Failure to Prioritize Technical Debt
Sometimes, technical debt is known but deprioritized in favor of delivering new features or meeting other business goals. Over time, this leads to a growing backlog of technical debt that becomes more expensive to address. Example: A team knows that a certain subsystem needs refactoring but delays the work indefinitely in favor of delivering new features.
Signs You Have Technical Debf
Slower Development Velocity
Development becomes increasingly slow, and new features take longer to implement than expected. Teams spend more time troubleshooting or maintaining existing code than building new functionality. Example: A feature that should take a week takes three weeks because developers struggle with legacy code and dependencies.
Frequent Bugs and Issues in Production
Code changes introduce unexpected side effects, causing more bugs to appear with every release. These bugs often impact unrelated parts of the system, indicating tightly coupled or fragile code. Example: A minor UI update accidentally breaks the checkout flow, requiring an emergency fix.
High Effort in Onboarding New Developers
New developers take an unusually long time to understand the codebase, and existing developers spend significant time guiding them. This is often due to poor documentation, convoluted code, or inconsistent coding practices. Example: A new hire needs months to become productive because of unclear architecture and lack of documentation.

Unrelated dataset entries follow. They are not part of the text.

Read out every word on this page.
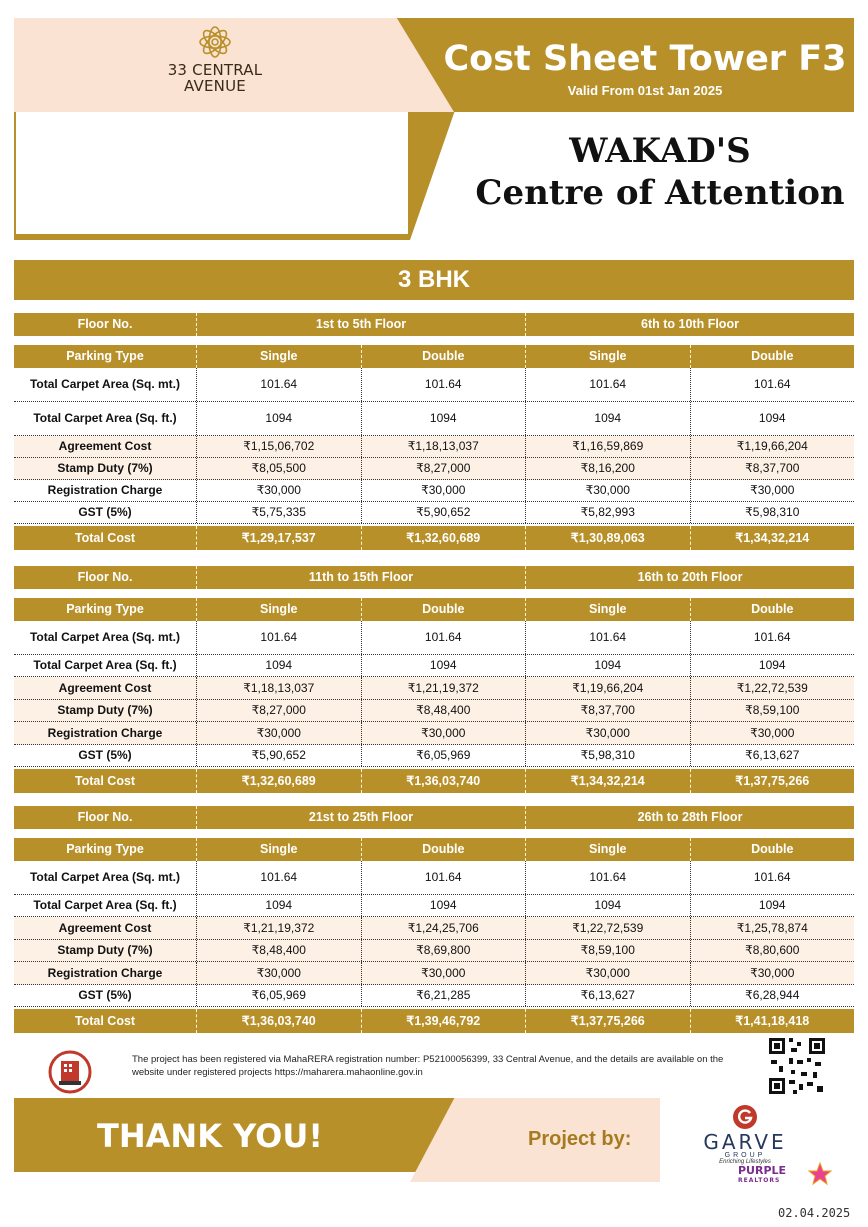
33 CENTRAL
AVENUE
Cost Sheet Tower F3
Valid From 01st Jan 2025
WAKAD'S
Centre of Attention
3 BHK
Floor No.	1st to 5th Floor	6th to 10th Floor
Parking Type	Single	Double	Single	Double
Total Carpet Area (Sq. mt.)	101.64	101.64	101.64	101.64
Total Carpet Area (Sq. ft.)	1094	1094	1094	1094
Agreement Cost	₹1,15,06,702	₹1,18,13,037	₹1,16,59,869	₹1,19,66,204
Stamp Duty (7%)	₹8,05,500	₹8,27,000	₹8,16,200	₹8,37,700
Registration Charge	₹30,000	₹30,000	₹30,000	₹30,000
GST (5%)	₹5,75,335	₹5,90,652	₹5,82,993	₹5,98,310
Total Cost	₹1,29,17,537	₹1,32,60,689	₹1,30,89,063	₹1,34,32,214
Floor No.	11th to 15th Floor	16th to 20th Floor
Parking Type	Single	Double	Single	Double
Total Carpet Area (Sq. mt.)	101.64	101.64	101.64	101.64
Total Carpet Area (Sq. ft.)	1094	1094	1094	1094
Agreement Cost	₹1,18,13,037	₹1,21,19,372	₹1,19,66,204	₹1,22,72,539
Stamp Duty (7%)	₹8,27,000	₹8,48,400	₹8,37,700	₹8,59,100
Registration Charge	₹30,000	₹30,000	₹30,000	₹30,000
GST (5%)	₹5,90,652	₹6,05,969	₹5,98,310	₹6,13,627
Total Cost	₹1,32,60,689	₹1,36,03,740	₹1,34,32,214	₹1,37,75,266
Floor No.	21st to 25th Floor	26th to 28th Floor
Parking Type	Single	Double	Single	Double
Total Carpet Area (Sq. mt.)	101.64	101.64	101.64	101.64
Total Carpet Area (Sq. ft.)	1094	1094	1094	1094
Agreement Cost	₹1,21,19,372	₹1,24,25,706	₹1,22,72,539	₹1,25,78,874
Stamp Duty (7%)	₹8,48,400	₹8,69,800	₹8,59,100	₹8,80,600
Registration Charge	₹30,000	₹30,000	₹30,000	₹30,000
GST (5%)	₹6,05,969	₹6,21,285	₹6,13,627	₹6,28,944
Total Cost	₹1,36,03,740	₹1,39,46,792	₹1,37,75,266	₹1,41,18,418
The project has been registered via MahaRERA registration number: P52100056399, 33 Central Avenue, and the details are available on the website under registered projects https://maharera.mahaonline.gov.in
THANK YOU!	Project by:	GARVE
GROUP
Enriching Lifestyles
PURPLE
REALTORS
02.04.2025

Code is Hard to Maintain or Extend
Developers frequently complain that code is difficult to change without breaking something. Small changes require navigating a complex web of dependencies, making the system fragile and error-prone. Example: Adding a new field to a form requires updating multiple files and configurations across different modules.
High Number of Workarounds or Temporary Fixes
There are numerous “quick fixes” or patches scattered across the codebase, often with comments like "TODO: Refactor later." These solutions become permanent over time, contributing to an unmaintainable codebase. Example: Hardcoded values or duplicated logic are scattered throughout the code, causing inconsistencies.
Inconsistent Code Quality Across Modules
Different parts of the system reflect varying levels of code quality, often due to changing teams, rushed development, or lack of refactoring. The inconsistencies make it harder to implement new features consistently across the application. Example: Some modules follow strict design patterns, while others contain spaghetti code and lack structure.
Outdated Dependencies or Technologies
The system relies on outdated libraries, frameworks, or tools that are no longer supported or actively maintained. Updating them becomes increasingly challenging, compounding the technical debt. Example: The product depends on a deprecated library, making it difficult to adopt new features or security patches.
Mounting Backlogs of Technical Tasks
Tasks related to refactoring, performance optimization, or fixing bugs accumulate in the backlog and rarely get prioritized. Teams are focused on delivering new features, leaving existing issues unresolved. Example: A ticket to refactor a core module has been sitting in the backlog for months without attention.
High Test or Deployment Failures
Test suites or deployment pipelines fail frequently, indicating brittle automation or poorly written tests. This increases the time and effort required to release new software reliably. Example: A small change triggers dozens of test failures, even though the functionality itself works as intended.
Growing Frustration Among Developers
Developers feel burned out or demotivated due to the difficulty of working with the codebase. This is often a consequence of dealing with inefficient processes, fragile systems, and unclear ownership of legacy code. Example: Developers express frustration in meetings, complaining that "everything breaks when we try to change anything."